Best of 2021: nos meilleures séries de l’année

Que fallait-il voir en 2021? Moustique a sélectionné ses plus gros coups de cœur de l'année au rayon séries, avec une œuvre qui sort incontestablement du lot.

regarder une série télé
© Unsplash

Le top d’Hélène Delforge

Mare of Easttown

La série policière d’HBO met en scène une Kate Winslet ahurissante de justesse (le rôle lui a valu un Emmy très mérité) dans le rôle d’une policière meurtrie qui enquête sur un meurtre et une disparition dans une petite communauté bien glauque de Pennsylvanie.

Dopesick

Une baffe absolue que cette série de Barry Levinson et Danny Strong basée sur l’histoire -vraie- de la crise des opiacés aux Etats-Unis. On y découvre le cynisme absolu d’une entreprise pharmaceutique et les drames humains qu’il engendre.

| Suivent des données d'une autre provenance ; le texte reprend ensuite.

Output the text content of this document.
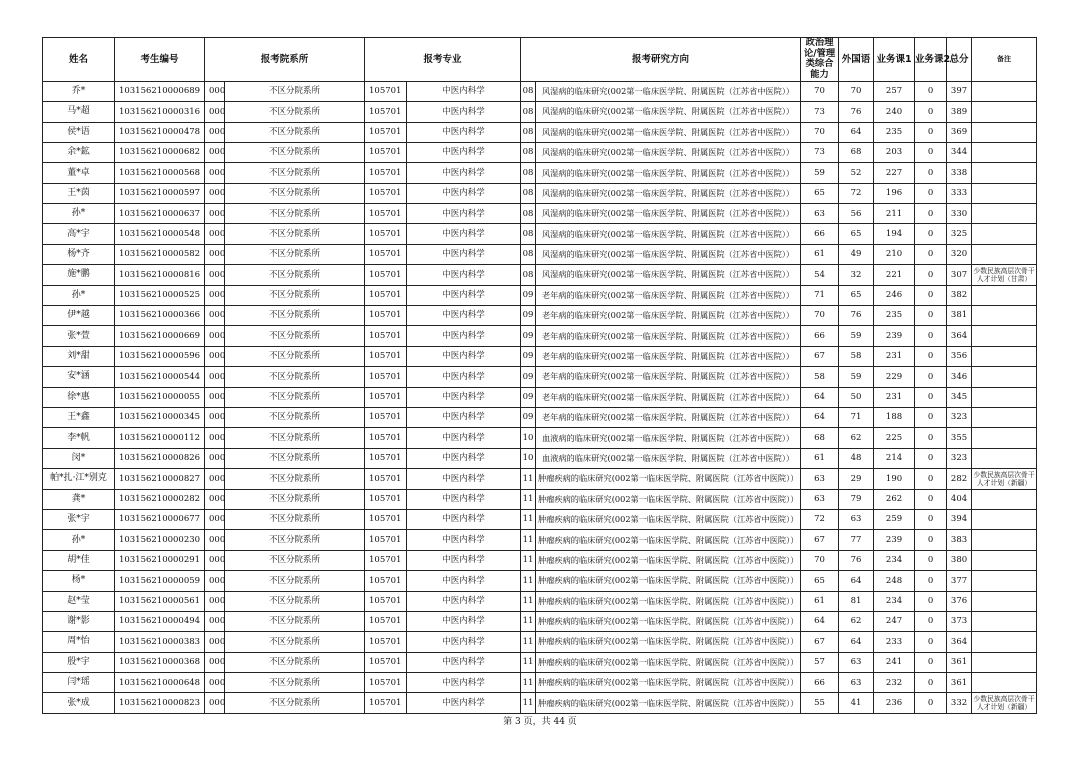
姓名	考生编号	报考院系所		报考专业		报考研究方向		政治理论/管理类综合能力	外国语	业务课1	业务课2	总分	备注
乔*	103156210000689	000	不区分院系所	105701	中医内科学	08	风湿病的临床研究(002第一临床医学院、附属医院（江苏省中医院））	70	70	257	0	397	
马*超	103156210000316	000	不区分院系所	105701	中医内科学	08	风湿病的临床研究(002第一临床医学院、附属医院（江苏省中医院））	73	76	240	0	389	
侯*语	103156210000478	000	不区分院系所	105701	中医内科学	08	风湿病的临床研究(002第一临床医学院、附属医院（江苏省中医院））	70	64	235	0	369	
余*鉱	103156210000682	000	不区分院系所	105701	中医内科学	08	风湿病的临床研究(002第一临床医学院、附属医院（江苏省中医院））	73	68	203	0	344	
董*卓	103156210000568	000	不区分院系所	105701	中医内科学	08	风湿病的临床研究(002第一临床医学院、附属医院（江苏省中医院））	59	52	227	0	338	
王*茵	103156210000597	000	不区分院系所	105701	中医内科学	08	风湿病的临床研究(002第一临床医学院、附属医院（江苏省中医院））	65	72	196	0	333	
孙*	103156210000637	000	不区分院系所	105701	中医内科学	08	风湿病的临床研究(002第一临床医学院、附属医院（江苏省中医院））	63	56	211	0	330	
高*宇	103156210000548	000	不区分院系所	105701	中医内科学	08	风湿病的临床研究(002第一临床医学院、附属医院（江苏省中医院））	66	65	194	0	325	
杨*齐	103156210000582	000	不区分院系所	105701	中医内科学	08	风湿病的临床研究(002第一临床医学院、附属医院（江苏省中医院））	61	49	210	0	320	
施*鹏	103156210000816	000	不区分院系所	105701	中医内科学	08	风湿病的临床研究(002第一临床医学院、附属医院（江苏省中医院））	54	32	221	0	307	少数民族高层次骨干人才计划（甘肃）
孙*	103156210000525	000	不区分院系所	105701	中医内科学	09	老年病的临床研究(002第一临床医学院、附属医院（江苏省中医院））	71	65	246	0	382	
伊*越	103156210000366	000	不区分院系所	105701	中医内科学	09	老年病的临床研究(002第一临床医学院、附属医院（江苏省中医院））	70	76	235	0	381	
张*萱	103156210000669	000	不区分院系所	105701	中医内科学	09	老年病的临床研究(002第一临床医学院、附属医院（江苏省中医院））	66	59	239	0	364	
刘*甜	103156210000596	000	不区分院系所	105701	中医内科学	09	老年病的临床研究(002第一临床医学院、附属医院（江苏省中医院））	67	58	231	0	356	
安*涵	103156210000544	000	不区分院系所	105701	中医内科学	09	老年病的临床研究(002第一临床医学院、附属医院（江苏省中医院））	58	59	229	0	346	
徐*惠	103156210000055	000	不区分院系所	105701	中医内科学	09	老年病的临床研究(002第一临床医学院、附属医院（江苏省中医院））	64	50	231	0	345	
王*鑫	103156210000345	000	不区分院系所	105701	中医内科学	09	老年病的临床研究(002第一临床医学院、附属医院（江苏省中医院））	64	71	188	0	323	
李*帆	103156210000112	000	不区分院系所	105701	中医内科学	10	血液病的临床研究(002第一临床医学院、附属医院（江苏省中医院））	68	62	225	0	355	
闵*	103156210000826	000	不区分院系所	105701	中医内科学	10	血液病的临床研究(002第一临床医学院、附属医院（江苏省中医院））	61	48	214	0	323	
帕*扎·江*别克	103156210000827	000	不区分院系所	105701	中医内科学	11	肿瘤疾病的临床研究(002第一临床医学院、附属医院（江苏省中医院））	63	29	190	0	282	少数民族高层次骨干人才计划（新疆）
龚*	103156210000282	000	不区分院系所	105701	中医内科学	11	肿瘤疾病的临床研究(002第一临床医学院、附属医院（江苏省中医院））	63	79	262	0	404	
张*宇	103156210000677	000	不区分院系所	105701	中医内科学	11	肿瘤疾病的临床研究(002第一临床医学院、附属医院（江苏省中医院））	72	63	259	0	394	
孙*	103156210000230	000	不区分院系所	105701	中医内科学	11	肿瘤疾病的临床研究(002第一临床医学院、附属医院（江苏省中医院））	67	77	239	0	383	
胡*佳	103156210000291	000	不区分院系所	105701	中医内科学	11	肿瘤疾病的临床研究(002第一临床医学院、附属医院（江苏省中医院））	70	76	234	0	380	
杨*	103156210000059	000	不区分院系所	105701	中医内科学	11	肿瘤疾病的临床研究(002第一临床医学院、附属医院（江苏省中医院））	65	64	248	0	377	
赵*莹	103156210000561	000	不区分院系所	105701	中医内科学	11	肿瘤疾病的临床研究(002第一临床医学院、附属医院（江苏省中医院））	61	81	234	0	376	
谢*影	103156210000494	000	不区分院系所	105701	中医内科学	11	肿瘤疾病的临床研究(002第一临床医学院、附属医院（江苏省中医院））	64	62	247	0	373	
周*怡	103156210000383	000	不区分院系所	105701	中医内科学	11	肿瘤疾病的临床研究(002第一临床医学院、附属医院（江苏省中医院））	67	64	233	0	364	
殷*宇	103156210000368	000	不区分院系所	105701	中医内科学	11	肿瘤疾病的临床研究(002第一临床医学院、附属医院（江苏省中医院））	57	63	241	0	361	
闫*瑶	103156210000648	000	不区分院系所	105701	中医内科学	11	肿瘤疾病的临床研究(002第一临床医学院、附属医院（江苏省中医院））	66	63	232	0	361	
张*成	103156210000823	000	不区分院系所	105701	中医内科学	11	肿瘤疾病的临床研究(002第一临床医学院、附属医院（江苏省中医院））	55	41	236	0	332	少数民族高层次骨干人才计划（新疆）
第 3 页，共 44 页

Avec un Michael Keaton au sommet et la bouleversante Kaitlyn Dever (déjà applaudie dans Unbelievable).

Squid Game

Impossible de passer à côté de la série qui a tout dépoté sur Netflix cette année. On oublie les polémiques sur sa violence pour savourer cet excellent Battle Royale sud-coréen bourré d’idées sur fond de lutte des classes.

It’s a sin

Quand Russel T. Davies (Years and Years) dépeint les débuts de l’épidémie du sida en 1981 à Londres, c’est magistral, bouleversant et engagé. Même si la vision de la maladie reflète celle des années 80 et n’a -heureusement- plus cours aujourd’hui, je suis restée scotchée par l’humanité, la sincérité et l’humour de ces cinq épisodes.

En thérapie

Phénomène de l’année parmi les séries françaises, le huis-clos d’Arte met en scène des consultations psy dans le Paris post-attentats. Une bonne adaptation de Be Tipul, par le tandem Toledano-Nakache, servie par Frédéric Pierrot en psy silencieux et empathique… assisté de patients formidables (Mélanie Thierry) et d’une Carole Bouquet sublime en référente cassante.

WandaVision

Quand Marvel surprend (si)! Cette série jouant sur les époques et les références télé a fait le buzz du début à la fin de sa diffusion… à juste titre. On a multiplié les théories, adoré les clins d’œil références et, enfin, été émus par des superhéros.

The Underground Railroad

Barry Jenkins (oscarisé pour Moonlight) aborde l’esclavage avant la Guerre de Sécession, à travers l’épopée d’une jeune femme en fuite dans un réseau clandestin. Une série magnifique, adulte, confrontante.

Anna

Après l’incroyable Il Miracolo, Niccolo Ammaniti adapte son conte morbide, son histoire de pandémie qui tue les adultes, dans les paysages de la Sicile baroque et hostile. C’est beau, poignant, choquant et surréaliste.

Succession, saison 3

D’accord, on avait dit " pas de série plus ancienne, que des saisons 1 ". Mais on parle de Succession. Et c’est vraiment l’une des grandes séries de cette année.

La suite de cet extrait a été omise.